Effects of Stoichiometry on the H 2 ‐Storage Properties of Mg(NH 2 ) 2 –LiH–LiBH 4 Tri‐Component Systems

Abstract The hydrogen desorption pathways and storage properties of 2 Mg(NH 2 ) 2 –3 LiH– x LiBH 4 samples ( x =0, 1, 2, and 4) were investigated systematically by a combination of pressure composition isotherm (PCI), differential scanning calorimetric (DSC), and volumetric release methods. Experimental results showed that the desorption peak temperatures of 2 Mg(NH 2 ) 2 –3 LiH– x LiBH 4 samples were approximately 10–15 °C lower than that of 2 Mg(NH 2 ) 2 –3 LiH. The 2 Mg(NH 2 ) 2 –3 LiH–4 LiBH 4 composite in particular began to release hydrogen at 90 °C, thereby exhibiting superior dehydrogenation performance.

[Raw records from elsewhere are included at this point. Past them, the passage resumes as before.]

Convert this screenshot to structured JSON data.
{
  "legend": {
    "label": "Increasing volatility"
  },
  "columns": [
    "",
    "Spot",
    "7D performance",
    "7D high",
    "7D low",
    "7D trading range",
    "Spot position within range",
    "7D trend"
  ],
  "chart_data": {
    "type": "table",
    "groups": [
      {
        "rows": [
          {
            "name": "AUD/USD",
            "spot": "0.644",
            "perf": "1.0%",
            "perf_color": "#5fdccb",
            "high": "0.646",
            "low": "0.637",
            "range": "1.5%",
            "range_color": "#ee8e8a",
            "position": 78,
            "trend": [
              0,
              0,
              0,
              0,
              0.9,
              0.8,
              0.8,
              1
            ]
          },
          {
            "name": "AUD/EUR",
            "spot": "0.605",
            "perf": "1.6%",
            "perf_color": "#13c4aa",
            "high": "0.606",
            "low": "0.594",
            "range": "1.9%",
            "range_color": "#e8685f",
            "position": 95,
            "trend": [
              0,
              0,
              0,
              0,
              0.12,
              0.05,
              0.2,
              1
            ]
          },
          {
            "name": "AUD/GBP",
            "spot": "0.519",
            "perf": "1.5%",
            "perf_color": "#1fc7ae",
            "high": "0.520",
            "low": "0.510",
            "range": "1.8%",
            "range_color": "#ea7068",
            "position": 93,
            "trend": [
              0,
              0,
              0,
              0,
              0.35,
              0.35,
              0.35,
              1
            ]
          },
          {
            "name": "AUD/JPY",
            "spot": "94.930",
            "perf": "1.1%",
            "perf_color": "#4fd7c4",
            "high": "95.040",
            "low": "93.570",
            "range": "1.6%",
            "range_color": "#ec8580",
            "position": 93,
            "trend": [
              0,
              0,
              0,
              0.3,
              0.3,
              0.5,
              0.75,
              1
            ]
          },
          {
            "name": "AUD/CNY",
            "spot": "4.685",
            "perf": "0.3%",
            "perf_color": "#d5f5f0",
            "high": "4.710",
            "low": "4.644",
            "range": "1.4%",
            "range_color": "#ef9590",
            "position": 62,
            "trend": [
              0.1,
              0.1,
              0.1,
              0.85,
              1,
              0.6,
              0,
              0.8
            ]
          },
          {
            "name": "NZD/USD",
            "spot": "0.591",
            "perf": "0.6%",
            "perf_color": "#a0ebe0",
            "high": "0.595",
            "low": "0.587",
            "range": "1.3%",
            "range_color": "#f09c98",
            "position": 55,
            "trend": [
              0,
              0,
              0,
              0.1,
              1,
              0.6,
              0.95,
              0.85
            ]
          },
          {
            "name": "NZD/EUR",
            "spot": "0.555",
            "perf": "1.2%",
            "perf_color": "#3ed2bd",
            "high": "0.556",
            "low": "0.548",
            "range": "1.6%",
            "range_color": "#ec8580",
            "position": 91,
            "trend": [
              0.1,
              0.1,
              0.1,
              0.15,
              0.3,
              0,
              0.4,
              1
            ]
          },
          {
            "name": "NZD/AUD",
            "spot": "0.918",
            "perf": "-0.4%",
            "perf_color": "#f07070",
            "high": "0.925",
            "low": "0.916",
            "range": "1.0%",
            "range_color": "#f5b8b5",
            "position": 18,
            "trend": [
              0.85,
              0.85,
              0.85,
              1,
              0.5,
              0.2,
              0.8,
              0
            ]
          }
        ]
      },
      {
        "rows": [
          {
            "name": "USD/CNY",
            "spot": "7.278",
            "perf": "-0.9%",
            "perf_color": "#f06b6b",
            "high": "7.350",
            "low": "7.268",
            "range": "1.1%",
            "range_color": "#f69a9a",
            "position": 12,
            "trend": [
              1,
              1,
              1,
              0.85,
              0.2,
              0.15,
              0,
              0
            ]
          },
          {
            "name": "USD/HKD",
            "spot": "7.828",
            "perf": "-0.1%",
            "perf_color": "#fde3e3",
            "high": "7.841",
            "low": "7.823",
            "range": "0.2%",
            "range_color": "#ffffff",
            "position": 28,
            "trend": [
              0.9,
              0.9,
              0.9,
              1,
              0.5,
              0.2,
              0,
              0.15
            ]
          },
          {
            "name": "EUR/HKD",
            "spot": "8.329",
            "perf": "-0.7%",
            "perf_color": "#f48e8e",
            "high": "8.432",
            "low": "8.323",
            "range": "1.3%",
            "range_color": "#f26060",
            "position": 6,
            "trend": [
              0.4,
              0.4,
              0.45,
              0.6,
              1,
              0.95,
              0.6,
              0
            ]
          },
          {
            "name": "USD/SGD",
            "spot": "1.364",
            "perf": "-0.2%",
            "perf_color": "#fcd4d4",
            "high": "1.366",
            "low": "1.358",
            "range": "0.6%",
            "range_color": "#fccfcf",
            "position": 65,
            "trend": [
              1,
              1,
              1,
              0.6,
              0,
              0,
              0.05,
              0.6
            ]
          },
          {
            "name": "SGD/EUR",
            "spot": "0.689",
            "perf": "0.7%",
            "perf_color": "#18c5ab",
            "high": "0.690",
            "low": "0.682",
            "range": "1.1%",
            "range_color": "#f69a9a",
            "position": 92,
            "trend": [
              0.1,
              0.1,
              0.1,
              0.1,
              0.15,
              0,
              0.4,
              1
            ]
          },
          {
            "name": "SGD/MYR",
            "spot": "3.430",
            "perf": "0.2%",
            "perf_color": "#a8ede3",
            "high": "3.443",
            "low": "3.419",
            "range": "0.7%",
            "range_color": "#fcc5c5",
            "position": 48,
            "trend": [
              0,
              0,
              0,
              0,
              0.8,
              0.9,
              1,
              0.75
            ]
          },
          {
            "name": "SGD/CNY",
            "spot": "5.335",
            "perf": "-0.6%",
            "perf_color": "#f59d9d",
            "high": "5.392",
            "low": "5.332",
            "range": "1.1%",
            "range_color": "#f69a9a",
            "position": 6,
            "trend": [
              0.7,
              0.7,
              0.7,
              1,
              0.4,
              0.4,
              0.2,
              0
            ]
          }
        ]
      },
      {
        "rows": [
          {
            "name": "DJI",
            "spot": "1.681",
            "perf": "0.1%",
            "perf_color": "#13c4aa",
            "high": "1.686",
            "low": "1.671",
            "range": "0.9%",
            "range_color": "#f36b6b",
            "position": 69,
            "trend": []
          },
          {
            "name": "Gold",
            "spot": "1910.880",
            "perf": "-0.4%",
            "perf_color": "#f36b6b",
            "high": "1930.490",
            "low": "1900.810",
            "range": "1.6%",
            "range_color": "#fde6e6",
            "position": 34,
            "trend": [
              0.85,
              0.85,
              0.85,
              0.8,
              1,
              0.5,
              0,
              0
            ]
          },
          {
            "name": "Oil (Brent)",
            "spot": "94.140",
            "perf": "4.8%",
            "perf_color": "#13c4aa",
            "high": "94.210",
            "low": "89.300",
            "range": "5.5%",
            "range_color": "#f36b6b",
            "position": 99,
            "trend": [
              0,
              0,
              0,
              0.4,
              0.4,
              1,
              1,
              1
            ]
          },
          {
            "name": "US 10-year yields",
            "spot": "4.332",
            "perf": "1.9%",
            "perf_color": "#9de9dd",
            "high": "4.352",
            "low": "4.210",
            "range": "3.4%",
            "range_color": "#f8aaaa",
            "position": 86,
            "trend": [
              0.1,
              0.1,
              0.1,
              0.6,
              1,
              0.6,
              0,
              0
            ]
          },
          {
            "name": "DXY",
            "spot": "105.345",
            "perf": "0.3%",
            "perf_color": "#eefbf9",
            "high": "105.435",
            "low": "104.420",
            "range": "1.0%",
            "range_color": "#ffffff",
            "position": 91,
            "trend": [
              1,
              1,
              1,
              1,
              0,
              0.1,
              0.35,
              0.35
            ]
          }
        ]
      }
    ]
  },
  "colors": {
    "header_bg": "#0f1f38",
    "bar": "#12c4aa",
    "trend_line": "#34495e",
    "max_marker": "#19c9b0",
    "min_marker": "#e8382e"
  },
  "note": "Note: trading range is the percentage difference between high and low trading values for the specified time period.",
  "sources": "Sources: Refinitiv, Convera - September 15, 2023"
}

All of the LiBH 4 ‐doped samples could be fully dehydrogenated and re‐hydrogenated at a temperature of 143 °C. The high hydrogen pressure region (above 50 bar) of PCI curves for the LiBH 4 ‐doped samples rose as the amount of LiBH 4 increased. LiBH 4 changed the desorption pathway of the 2 Mg(NH 2 ) 2 –3 LiH sample under a hydrogen pressure of 50 bar, thereby resulting in the formation of MgNH and molten [LiNH 2 –2 LiBH 4 ]. That is different from the dehydrogenation pathway of 2 Mg(NH 2 ) 2 –3 LiH sample without LiBH 4 , which formed Li 2 Mg 2 N 3 H 3 and LiNH 2 , as reported previously. In addition, the results of DSC analyses showed that the doped samples exhibited two independent endothermic events, which might be related to two different desorption pathways.